Short of that, look for opportunities to visit different institutions — attend talks, stay with friends, or, better yet, shadow a faculty member at another campus for at least a few days. If your program or university does not have a formal shadowing program, make your own arrangements to do so.
And don’t limit your forays to academic institutions. Consider doing a summer research internship for a nonprofit or think tank.
My brief stint working at a nonprofit agency during college turned out to be less enjoyable than I’d hoped. I hated doing anything that felt like busy work (e.g., filing, copying), and I hated having a boss even more. Worse yet, the office attempted to maintain a politics-free environment, despite advocating on behalf of LGBTQ professionals. Yet that internship experience reinforced my desire to work in academia, so even a bad experience can lead to something good.
Unfortunately, I never got the opportunity to work or observe faculty at a liberal-arts college before I accepted my current position at the University of Richmond. But working as a diversity fellow at the University of Wisconsin at Milwaukee the summer after my third year in grad school gave me a taste of faculty life at an urban research university and a chance to teach students with different backgrounds than those at my graduate school.

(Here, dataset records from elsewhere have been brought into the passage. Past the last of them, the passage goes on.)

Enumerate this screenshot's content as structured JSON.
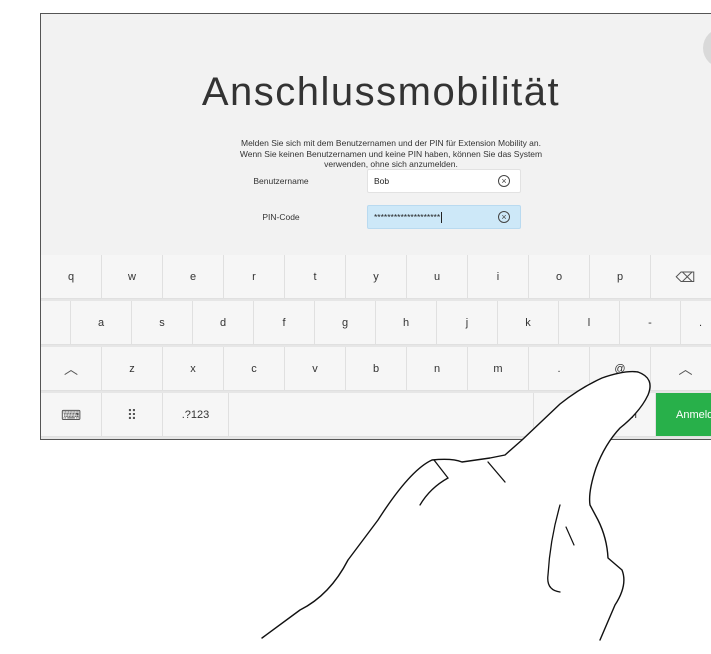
{
  "page": {
    "title": "Anschlussmobilität",
    "description_lines": [
      "Melden Sie sich mit dem Benutzernamen und der PIN für Extension Mobility an.",
      "Wenn Sie keinen Benutzernamen und keine PIN haben, können Sie das System",
      "verwenden, ohne sich anzumelden."
    ]
  },
  "form": {
    "username": {
      "label": "Benutzername",
      "value": "Bob",
      "clear_glyph": "×"
    },
    "pin": {
      "label": "PIN-Code",
      "value": "********************",
      "clear_glyph": "×"
    }
  },
  "keyboard": {
    "row1": [
      "q",
      "w",
      "e",
      "r",
      "t",
      "y",
      "u",
      "i",
      "o",
      "p",
      "⌫"
    ],
    "row2": [
      "a",
      "s",
      "d",
      "f",
      "g",
      "h",
      "j",
      "k",
      "l",
      "-",
      "."
    ],
    "row3": [
      "︿",
      "z",
      "x",
      "c",
      "v",
      "b",
      "n",
      "m",
      ".",
      "@",
      "︿"
    ],
    "row4": {
      "hide": "⌨",
      "symbols": "⠿",
      "numbers": ".?123",
      "space": "",
      "slash": "/",
      "dotcom": ".com",
      "submit": "Anmelden"
    }
  }
}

Make connections with Ph.D.s on various career paths. Get to know people at academic conferences, and ask them what life is like at their institution. Talk to recent alumni of your program about their jobs and ask how they came to the path they’re on. The danger of relying exclusively on the advice of professors and students currently in your Ph.D. program is that they’re unlikely to know much about life outside a research-intensive university. (And, no, studying at a liberal-arts college is not the same as working at one.)
Do your homework. After finding that people in my Ph.D program had little useful advice about life at a liberal-arts college, I turned to the Internet for others’ reflections on careers in the liberal arts. (Later, I added my own post— along with a link to this handy chart by Terry McGlynn— to the small chorus of voices on the subject.) I also took time to read some stories of Ph.D.s who had pursued alternative careers (#altac). It was reassuring to know that the choice to work at a liberal-arts college, or a research university, or outside of academia wasn’t so obvious, and it was extremely helpful to find others had talked about it publicly.

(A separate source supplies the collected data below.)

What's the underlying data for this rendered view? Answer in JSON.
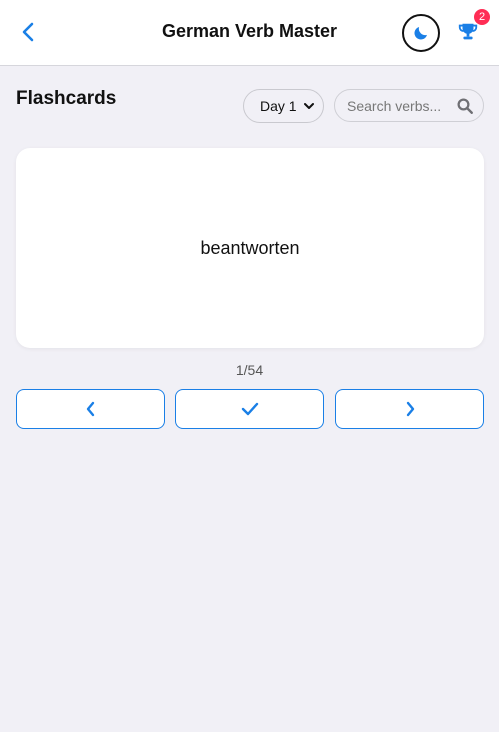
{
  "header": {
    "title": "German Verb Master",
    "notification_count": "2",
    "icons": {
      "back": "chevron-left-icon",
      "theme": "moon-icon",
      "achievements": "trophy-icon"
    }
  },
  "section": {
    "title": "Flashcards"
  },
  "filters": {
    "day_selected": "Day 1",
    "search_placeholder": "Search verbs..."
  },
  "card": {
    "word": "beantworten"
  },
  "progress": {
    "text": "1/54"
  },
  "controls": {
    "icons": [
      "chevron-left-icon",
      "check-icon",
      "chevron-right-icon"
    ]
  },
  "colors": {
    "accent": "#1a7fe6",
    "badge": "#ff2d55",
    "background": "#f1f0f6"
  }
}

Finally, before the time comes to apply for jobs, assess your personal needs and those of your family. If you are pursuing a faculty career, identify which attributes of a job, department, campus culture, and community you care about most — and worry about institution type later. Remember that within each of the Carnegie Classification categories, institutional culture will vary greatly. You might find a Research I university where faculty members genuinely value and reward good teaching and where the work environment is comparable to that of a liberal-arts college. Likewise, some liberal-arts colleges place a premium on strong research and scholarly productivity and will offer resources akin to those of a research university. Treat each campus visit as an opportunity to investigate if the department, institution, and city would be a good fit for you. Interview them.
And if you wind up in a position that’s not your ideal fit, remember, it’s not the end of the world. Treat it like what it is — a learning experience and a temporary chapter in your life.